Commenting on Obama's remarks to the private sector encouraging them to hire more people, Leno joked "Because only Government hires more people than it needs." If it hadn't been for that joke, I think I might have actually laughed at his later joke about TSA workers unionizing (something about getting patted down at the airport by one TSA worker while a bunch of other TSA workers just stand around watching). I didn't watch "Headlines," I tuned out at the commercial break.

I don't know if Jay Leno is playing dumb about a little concept known as "overwork and underpay" (or, as it's known to the middle class, "overworked and underpaid") or if he's genuinely ignorant about it. But in case he really doesn't know about it, here's how it goes: say your company actually needs 10 men to properly carry out a periodically occurring assignment. What you do is you lay off 5 of those men but you pay the remaining 5 (get ready for this, because it'll knock your socks off) you pay them exactly the same as when they had those other 5 colleagues. If they complain that they can't do the job like this, remind them that you have plenty of willing workers to replace them, if need be show them a couple of boxes just filled with résumés. Maybe Government really is hiring more people than it needs. But with the private sector not hiring as many people as it needs, Government just can't pick up the slack. And then debt collectors wonder why people have fallen behind on their payments. Gee, you don't have a job, and your family members and your friends don't either? Gee, I wonder how that could have happened? We'll take your house and car anyway.

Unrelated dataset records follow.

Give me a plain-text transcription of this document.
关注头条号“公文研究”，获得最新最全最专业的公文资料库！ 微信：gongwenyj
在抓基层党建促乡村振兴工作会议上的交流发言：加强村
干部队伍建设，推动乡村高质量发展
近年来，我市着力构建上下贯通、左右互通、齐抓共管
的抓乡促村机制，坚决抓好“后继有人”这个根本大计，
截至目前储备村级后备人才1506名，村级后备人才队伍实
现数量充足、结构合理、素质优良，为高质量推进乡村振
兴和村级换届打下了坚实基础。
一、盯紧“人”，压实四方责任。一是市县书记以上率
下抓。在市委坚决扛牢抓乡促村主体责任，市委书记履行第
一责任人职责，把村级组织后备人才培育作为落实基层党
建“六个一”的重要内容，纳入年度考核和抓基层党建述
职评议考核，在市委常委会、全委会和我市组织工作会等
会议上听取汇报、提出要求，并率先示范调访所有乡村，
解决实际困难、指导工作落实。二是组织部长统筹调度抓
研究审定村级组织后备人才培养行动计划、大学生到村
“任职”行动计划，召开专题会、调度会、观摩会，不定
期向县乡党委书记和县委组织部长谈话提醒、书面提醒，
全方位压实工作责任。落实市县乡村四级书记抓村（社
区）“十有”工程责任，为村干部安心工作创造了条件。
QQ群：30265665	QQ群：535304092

Maybe I would've laughed at the TSA joke on another night. But if I did laugh at a joke about TSA workers unionizing, it would mean that I have forgotten two very important details: one, that TSA workers are federal employees doing their jobs, and two, that without unions, the rich feel free to walk all over the working man without any remorse whatsoever.

And another thing: if Jay Leno had been in Conan O'Brien's shoes, getting laid off from NBC, do you think he would have made any effort to help the laborers also laid off?